Anybody remember the Black Lizard paperback imprint from the ’80s? This series reissued noirish crime and mystery novels from the ’30s through the ’60s, most importantly the first extensive domestic reissue of Jim Thompson titles. Well, now the Hard Case Crime series is continuing the tradition, bringing back long out of print novels, mostly from the ’50s into the ’70s, along with a number of new works.
Speaking of new titles, first thing I should mention is Stephen King’s contribution, The Colorado Kid, which, being a King work, will probably be the first Hard Case Crime that most people will sample.
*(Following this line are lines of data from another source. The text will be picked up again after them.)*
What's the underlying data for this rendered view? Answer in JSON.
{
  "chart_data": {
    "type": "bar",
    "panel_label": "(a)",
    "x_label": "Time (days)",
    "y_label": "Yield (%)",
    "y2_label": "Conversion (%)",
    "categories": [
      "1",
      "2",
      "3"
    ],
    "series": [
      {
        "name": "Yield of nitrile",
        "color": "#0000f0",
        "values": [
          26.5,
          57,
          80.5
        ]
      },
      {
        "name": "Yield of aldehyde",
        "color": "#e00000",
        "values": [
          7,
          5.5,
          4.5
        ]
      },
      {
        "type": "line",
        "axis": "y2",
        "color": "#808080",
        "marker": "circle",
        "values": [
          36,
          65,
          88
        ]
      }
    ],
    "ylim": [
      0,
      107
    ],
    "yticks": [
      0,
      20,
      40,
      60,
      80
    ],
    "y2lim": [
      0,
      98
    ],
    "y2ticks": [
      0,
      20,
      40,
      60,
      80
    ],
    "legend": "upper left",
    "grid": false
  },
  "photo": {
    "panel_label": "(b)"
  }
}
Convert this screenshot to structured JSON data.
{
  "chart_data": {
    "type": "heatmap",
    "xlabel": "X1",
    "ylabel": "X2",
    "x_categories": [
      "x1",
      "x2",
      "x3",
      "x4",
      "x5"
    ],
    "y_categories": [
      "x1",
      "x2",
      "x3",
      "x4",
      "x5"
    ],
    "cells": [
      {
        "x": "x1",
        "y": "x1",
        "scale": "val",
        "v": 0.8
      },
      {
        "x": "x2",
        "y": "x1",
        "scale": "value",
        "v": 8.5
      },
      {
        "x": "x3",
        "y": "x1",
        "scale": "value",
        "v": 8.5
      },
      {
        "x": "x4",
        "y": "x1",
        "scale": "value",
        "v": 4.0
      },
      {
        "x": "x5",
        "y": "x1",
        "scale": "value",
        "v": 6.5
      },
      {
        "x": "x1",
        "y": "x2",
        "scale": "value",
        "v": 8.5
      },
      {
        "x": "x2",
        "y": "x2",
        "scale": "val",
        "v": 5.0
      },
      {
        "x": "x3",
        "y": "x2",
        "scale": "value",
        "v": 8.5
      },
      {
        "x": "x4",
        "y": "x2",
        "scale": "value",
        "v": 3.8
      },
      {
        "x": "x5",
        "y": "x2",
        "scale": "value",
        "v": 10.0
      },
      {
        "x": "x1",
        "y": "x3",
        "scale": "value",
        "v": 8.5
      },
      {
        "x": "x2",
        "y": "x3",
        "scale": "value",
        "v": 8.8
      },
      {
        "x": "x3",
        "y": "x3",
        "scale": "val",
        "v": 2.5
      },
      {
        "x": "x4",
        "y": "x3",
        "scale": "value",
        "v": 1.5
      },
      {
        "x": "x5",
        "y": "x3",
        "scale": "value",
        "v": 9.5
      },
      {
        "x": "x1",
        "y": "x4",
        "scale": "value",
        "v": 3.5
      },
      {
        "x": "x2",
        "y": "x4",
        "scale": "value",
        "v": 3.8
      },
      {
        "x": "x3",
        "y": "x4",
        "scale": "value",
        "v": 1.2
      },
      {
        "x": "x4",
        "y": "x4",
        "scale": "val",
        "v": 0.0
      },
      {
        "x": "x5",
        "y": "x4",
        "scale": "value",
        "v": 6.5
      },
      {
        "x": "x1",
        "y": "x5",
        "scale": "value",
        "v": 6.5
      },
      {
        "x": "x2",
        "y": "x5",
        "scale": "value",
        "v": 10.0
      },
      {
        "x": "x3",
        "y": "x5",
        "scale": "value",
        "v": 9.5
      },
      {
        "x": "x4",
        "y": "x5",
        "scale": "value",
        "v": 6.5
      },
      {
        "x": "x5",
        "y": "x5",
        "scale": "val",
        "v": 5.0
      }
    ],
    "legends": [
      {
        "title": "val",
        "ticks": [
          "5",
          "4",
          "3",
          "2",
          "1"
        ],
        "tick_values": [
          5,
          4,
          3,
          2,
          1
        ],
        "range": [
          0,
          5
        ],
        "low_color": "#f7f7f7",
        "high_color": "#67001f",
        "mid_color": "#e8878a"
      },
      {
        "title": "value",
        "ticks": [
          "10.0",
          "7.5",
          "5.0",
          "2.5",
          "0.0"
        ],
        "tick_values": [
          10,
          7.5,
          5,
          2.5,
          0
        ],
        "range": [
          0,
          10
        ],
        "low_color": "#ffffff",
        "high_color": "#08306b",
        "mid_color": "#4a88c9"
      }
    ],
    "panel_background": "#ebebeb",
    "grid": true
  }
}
Unfortunately, it may also be the last, being possibly the lamest prose the author has ever situated between two covers – precious, indulgently whimsical ( a mystery without a solution! ) and tonally incongruous within the other books, like slotting a Gene Autry film in a Spaghetti Western festival.
That out of the way, anyone with a taste for this sort of genre fiction should find much to enjoy. There’s a whole passel of fine and varied early Lawrence Block numbers; a page-turning non-Perry Mason entry by Earl Stanley Gardner; solid hard-boiled tales by Donald Westlake, Day Keene, Pete Hamill, Wade Miller, Richard Powell, and many more. David Dodge submits two fun combinations of exotic adventure and tough guy detection. For those with a leaning towards the Real Dark Stuff, there are novels by Cornell Woolrich, Gil Brewer, Charles Williams, and Seymour Shubin: protagonists doomed from the first page, inexorably spiraling down into the darkness. You know – they’re called Cozies, I believe.
Can’t forget to mention the gorgeous cover art, gaudy but artful tributes to the pulp paperback styles of the ’50s and ’60s.